Hot Forming of Nitinol: Fundamental Investigations and Applications

Tuesday, May 17, 2022: 11:00 AM
Carlsbad A&B (Westin Carlsbad Resort)
Mr. Stefan Zende , ADMEDES GmbH, Pforzheim, Germany
Mr. Moritz Pohler , ADMEDES GmbH, Pforzheim, Germany
Mr. Lucas Bittigkoffer , ADMEDES GmbH, Pforzheim, Germany
Dr. Nils-Agne Feth , ADMEDES GmbH, Pforzheim, Germany
Nitinol’s thermomechanical properties are well studied and understood below the so-called Martensite death (MD) temperature above which Martensite cannot be induced by mechanical stress: Even at high stresses nitinol stays in the Austenite phase. In this talk we will present tensile tests performed well above MD (150 °C - 650 °C) with nitinol dog bones laser cut from tube (OD: 10 mm, WT: 0.5 mm). Our investigations show that nitinol drastically changes its mechanical properties in this temperature range: the superelastic plateau shortens and finally vanishes. Furthermore, nitinol starts becoming ductile as the temperature exceeds MD.
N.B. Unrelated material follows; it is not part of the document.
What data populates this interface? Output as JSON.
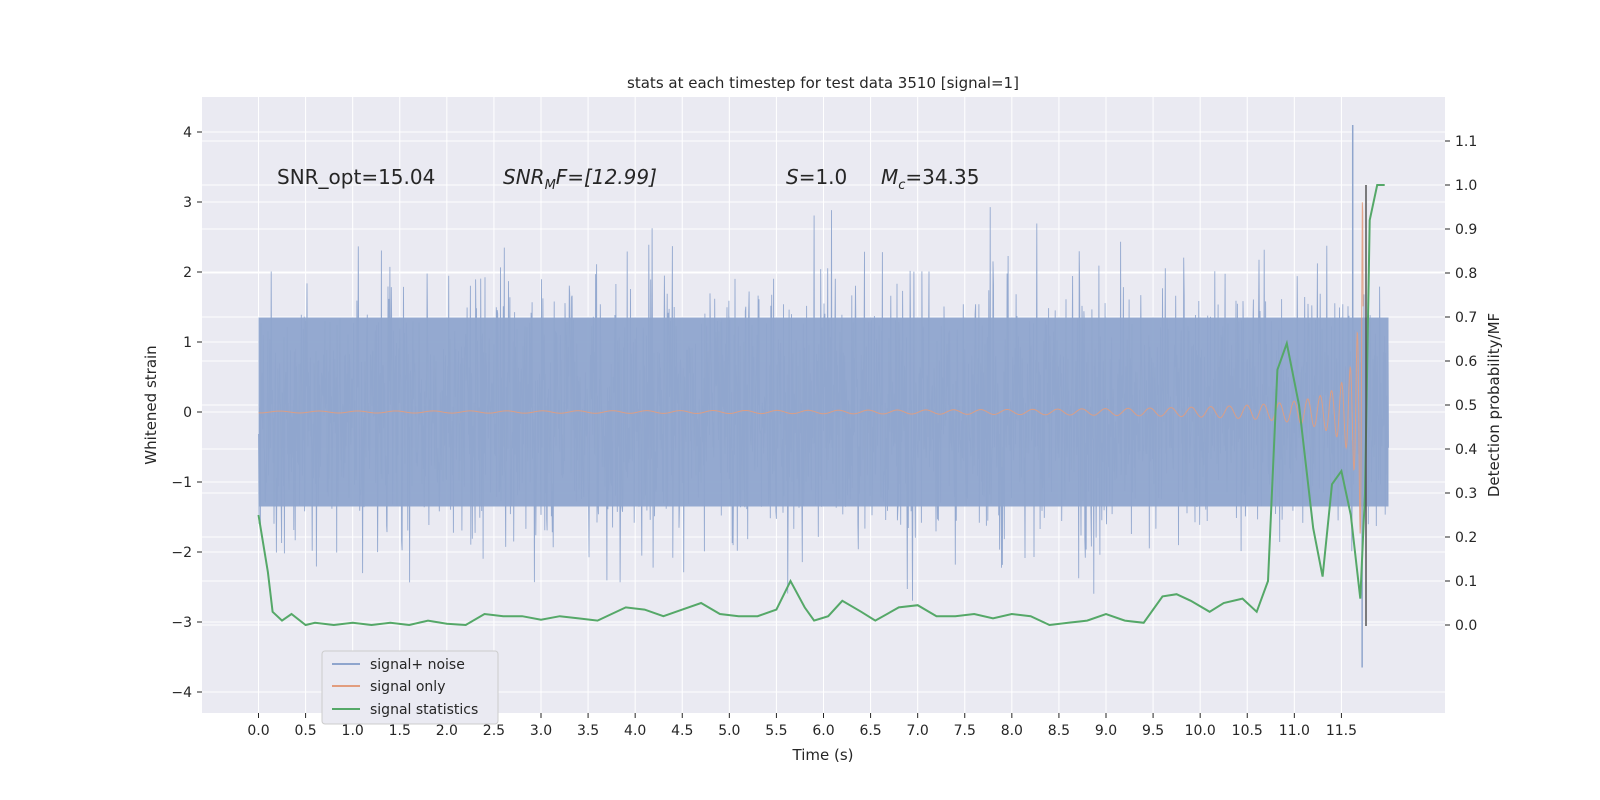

This behavior can be utilized to optimize the shape setting process being a key process for the fabrication of nitinol medical devices. In general, there are two paths to apply heat to the specimen: (1) locally heating the regions being deformed and (2) heating the entire specimen. For realizing path (1) both controlling the temperature distribution and precise mechanical actuation need to be synchronized and are crucial to the process outputs, namely well-defined geometry and proper phase transformation temperatures. For realizing path (2) temperature control is taken care of, e.g., by a salt bath oven leading to a homogeneous temperature distribution throughout the entire specimen. However, the main challenge is the precise actuation at such elevated temperatures.

To review the process output DSC, SEM and tensile testing has been carried out and the hot formed specimens have been compared to conventionally formed nitinol.